Winter Fairytale – 1

The moment we decided we were going to Slovenia, we searched for pictures of how the country looks in the winters. Everyone knows the beauty of the Yugoslavian remnants in the summer; to visit them in the dead of European winters was adventurous, some told us, and really, really stupid, assured others. We were undeterred, and grew more captivated with our plan with each pristine, snowy landscape we found on the internet which bore the tag “Slovenija”.

Our flight to Ljubljana was due to depart from Amsterdam; despite being meticulous planners, the Dutch spirit of chill had invaded us both, and we reached the airport with a quarter of an hour to go before our flight. As I sprinted (at the highest speed I could muster, only to be overtaken by several casually strolling Europeans) toward our departure gate to beg them to wait for my companion, I had the fleeting thought that it may not be so bad if we missed our flight.

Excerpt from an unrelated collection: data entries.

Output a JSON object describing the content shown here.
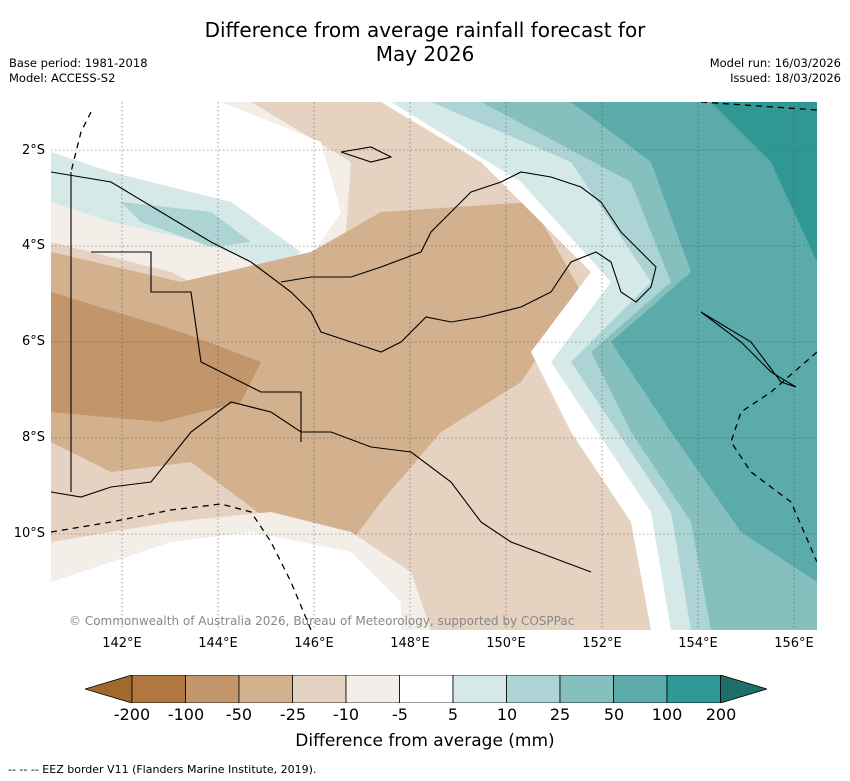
{
  "title_line1": "Difference from average rainfall forecast for",
  "title_line2": "May 2026",
  "meta_left": [
    "Base period: 1981-2018",
    "Model: ACCESS-S2"
  ],
  "meta_right": [
    "Model run: 16/03/2026",
    "Issued: 18/03/2026"
  ],
  "lat_labels": [
    "2°S",
    "4°S",
    "6°S",
    "8°S",
    "10°S"
  ],
  "lon_labels": [
    "142°E",
    "144°E",
    "146°E",
    "148°E",
    "150°E",
    "152°E",
    "154°E",
    "156°E"
  ],
  "copyright": "© Commonwealth of Australia 2026, Bureau of Meteorology, supported by COSPPac",
  "colorbar": {
    "title": "Difference from average (mm)",
    "ticks": [
      "-200",
      "-100",
      "-50",
      "-25",
      "-10",
      "-5",
      "5",
      "10",
      "25",
      "50",
      "100",
      "200"
    ],
    "colors": [
      "#a0692e",
      "#b07840",
      "#c2956a",
      "#d3b08e",
      "#e6d2c0",
      "#f3eee8",
      "#ffffff",
      "#d5e9e8",
      "#acd4d4",
      "#85c0bf",
      "#5aabaa",
      "#2f9894",
      "#1f6e6b"
    ]
  },
  "footer": "--  --  -- EEZ border V11 (Flanders Marine Institute, 2019)."
}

Our hosts in the Netherlands were beyond kind and interesting and we had been having a lovely time in Amsterdam. Moreover, our tickets to Ljubljana had been a steal. Perhaps all wouldn’t be lost? Thankfully, before my sentiments had the time to reach any logical conclusion, my companion overtook me as well, and asked the ground crew to wait for me.

We boarded our flight.

Our time in Slovenia was magical. On our first day, we ate lunch inside a restored castle, where pizzas were baked on a stone in a large cellar. They infused the crust with garlic, rosemary and roasted peppers. Each bite sparkled with decadence. Our stewardess was middle-aged, pretty and had the sweetest smile one could imagine. I would have hugged her, but I didn’t want her to think I was weird. The stewardess poured us two shots of thick, sweet-tasting alcohol: frothy gold beer layered atop Slovenia’s prized flower-honey. Laughing at our delight, she poured us two more.

We headed out for a walking tour, my favourite way to explore any city. We learnt about Ljubljana’s art history, cultural richness and its unique education system. Strolling about the city by ourselves soon after, we found ourselves at the top of the bridge which leads to Ljubljana Castle, majestic and mysterious. Exhausted from the climb up, we sat on the edge of the cliff overlooking the castle’s lawns. The only other person we could see for miles was a woman who was sitting cross-legged at the bottom of one of the spires of the castle, sketching the spire opposite her. In that moment, I wished that I could draw too; I reasoned that something as impersonal as a photograph couldn’t capture the utter peace I felt.

We returned to our hostel, another restored castle (!) with a statue of the Ganesh at its doorstep. We were welcomed in with some orange tea, which we guzzled down to fuel up for another appointment with our winter fairtytale.